In the context of nonstandard analysis, a *monad* is a concept that generally relates to the ideas of "infinitesimals" and "restricted quantities." Nonstandard analysis is a branch of mathematics that extends standard analysis by introducing a rigorous way to handle infinitesimal and infinite quantities using structures called *hyperreal numbers*.
The Monge equation, often referred to in the context of optimal transport theory and differential geometry, describes the relationship between a function and its gradient in terms of a specific type of geometric problem. Specifically, in the context of optimal transport, the Monge-Ampère equation is one of the key equations studied.
The Monodromy matrix arises in the context of differential equations, particularly in the study of linear differential equations or systems of linear differential equations. It provides valuable information about the behavior of solutions as they are analytically continued along paths in the complex plane. ### Key Concepts: 1. **Differential Equations**: Consider a linear ordinary differential equation (ODE) or a system of linear differential equations.

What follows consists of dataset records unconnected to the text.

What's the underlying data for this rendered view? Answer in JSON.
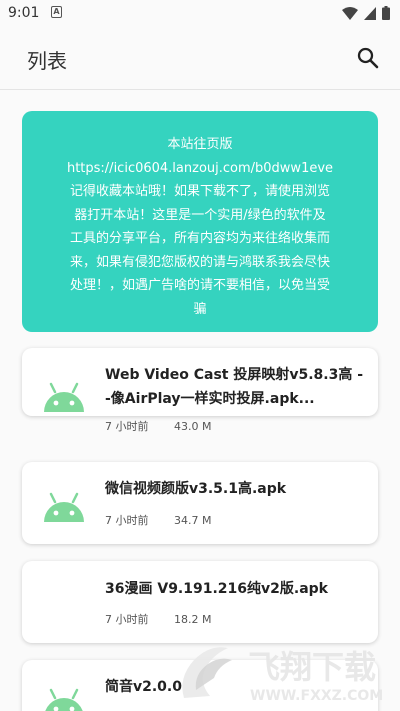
{
  "status_bar": {
    "time": "9:01",
    "notification_icon": "A",
    "icons": [
      "wifi-icon",
      "signal-icon",
      "battery-icon"
    ]
  },
  "app_bar": {
    "title": "列表",
    "search_icon": "search-icon"
  },
  "notice": {
    "lines": [
      "本站往页版",
      "https://icic0604.lanzouj.com/b0dww1eve",
      "记得收藏本站哦！如果下载不了，请使用浏览",
      "器打开本站！这里是一个实用/绿色的软件及",
      "工具的分享平台，所有内容均为来往络收集而",
      "来，如果有侵犯您版权的请与鸿联系我会尽快",
      "处理！，如遇广告啥的请不要相信，以免当受",
      "骗"
    ],
    "background": "#35d3bf"
  },
  "files": [
    {
      "name": "Web Video Cast 投屏映射v5.8.3高 --像AirPlay一样实时投屏.apk...",
      "time": "7 小时前",
      "size": "43.0 M",
      "icon": "android-icon"
    },
    {
      "name": "微信视频颜版v3.5.1高.apk",
      "time": "7 小时前",
      "size": "34.7 M",
      "icon": "android-icon"
    },
    {
      "name": "36漫画 V9.191.216纯v2版.apk",
      "time": "7 小时前",
      "size": "18.2 M",
      "icon": "android-icon"
    },
    {
      "name": "简音v2.0.0",
      "time": "",
      "size": "",
      "icon": "android-icon"
    }
  ],
  "watermark": {
    "brand": "飞翔下载",
    "url": "WWW.FXXZ.COM"
  },
  "colors": {
    "accent": "#35d3bf",
    "android_green": "#7fd89a"
  }
}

Morrey–Campanato spaces are function spaces that generalize several important concepts in analysis, particularly in the study of differentiability properties of functions and partial differential equations. They are named after the mathematicians Carlo Morrey and Mario Campanato, who contributed to their development.

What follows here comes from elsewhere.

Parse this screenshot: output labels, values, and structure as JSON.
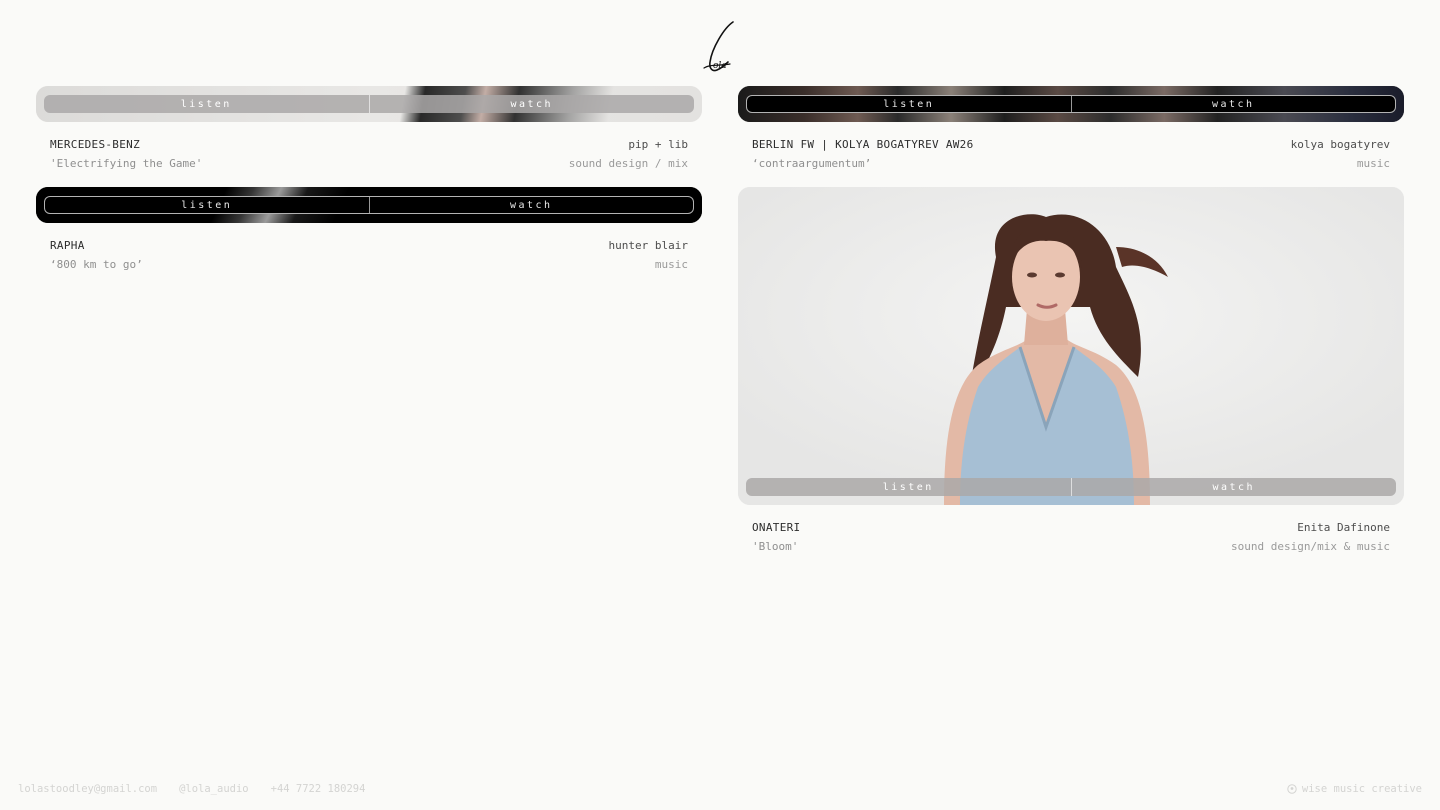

The Moseley snowflake is a type of fractal structure derived from a simple geometric process. It's named after the mathematician who studied its properties. Like other fractals, the Moseley snowflake is created by repeatedly applying a set of geometric rules. The construction of a typical snowflake fractal begins with a simple shape, such as a triangle. In each iteration of the process, smaller triangles are added to the sides of the existing shape, resulting in an increasingly complex and intricate design.
Motz's problem is a question in recreational mathematics named after mathematician John Motz. The problem typically asks whether it is possible to distribute a given number of objects (often identified in the context of combinatorial games or puzzles) in such a way that certain conditions or constraints are satisfied. One common formulation of Motz's problem involves partitioning a set of items or arranging them in configurations that follow specific rules, often leading to intriguing and complex patterns.

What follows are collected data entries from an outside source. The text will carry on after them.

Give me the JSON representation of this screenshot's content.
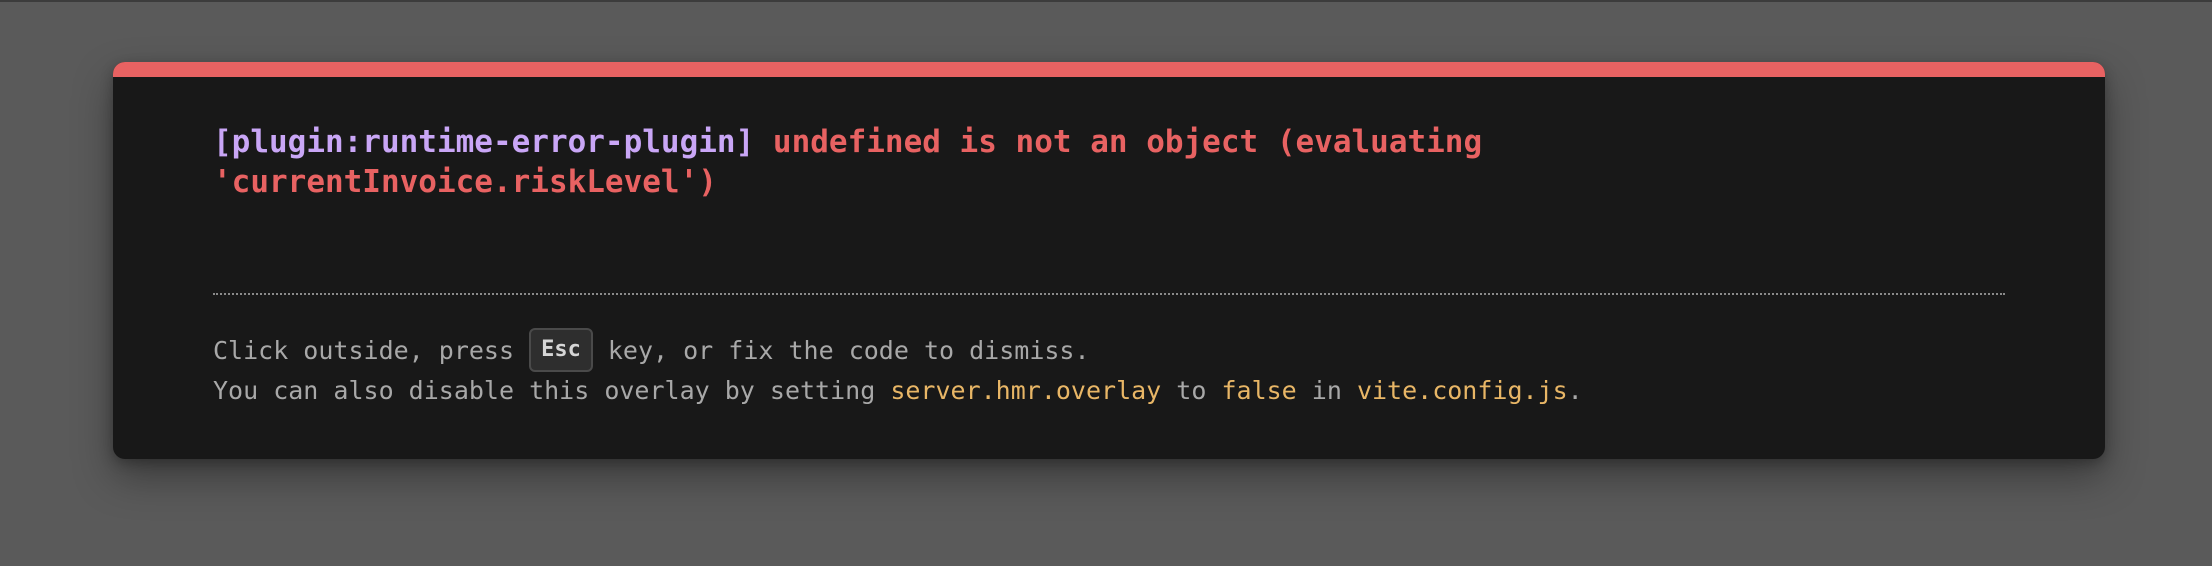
{
  "overlay": {
    "plugin_label": "[plugin:runtime-error-plugin]",
    "error_message": "undefined is not an object (evaluating\n'currentInvoice.riskLevel')",
    "tip1_before": "Click outside, press ",
    "tip1_key": "Esc",
    "tip1_after": " key, or fix the code to dismiss.",
    "tip2_part1": "You can also disable this overlay by setting ",
    "tip2_code1": "server.hmr.overlay",
    "tip2_part2": " to ",
    "tip2_code2": "false",
    "tip2_part3": " in ",
    "tip2_code3": "vite.config.js",
    "tip2_part4": "."
  },
  "colors": {
    "accent_red": "#e86262",
    "plugin_purple": "#c9a6f6",
    "code_yellow": "#e8b666",
    "overlay_bg": "#181818",
    "backdrop": "#5a5a5a"
  }
}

"N-jet" can refer to several things depending on the context, but it is often associated with a specific term in physics, particularly in high-energy particle physics and astrophysics. In particle physics, "N-jets" describes a situation in collider experiments where multiple jets of particles are produced in a single collision event.
The term "N-transform" can refer to different concepts depending on the context, such as in mathematics, engineering, or signal processing. However, one notable reference is to the **N-transform** used in the context of mathematical transforms, particularly in control theory and system analysis. Here are some possible interpretations of N-transform: 1. **Numerical Methods**: N-transform may refer to algorithms or methods for numerical solutions, particularly when dealing with differential equations or numerical integration.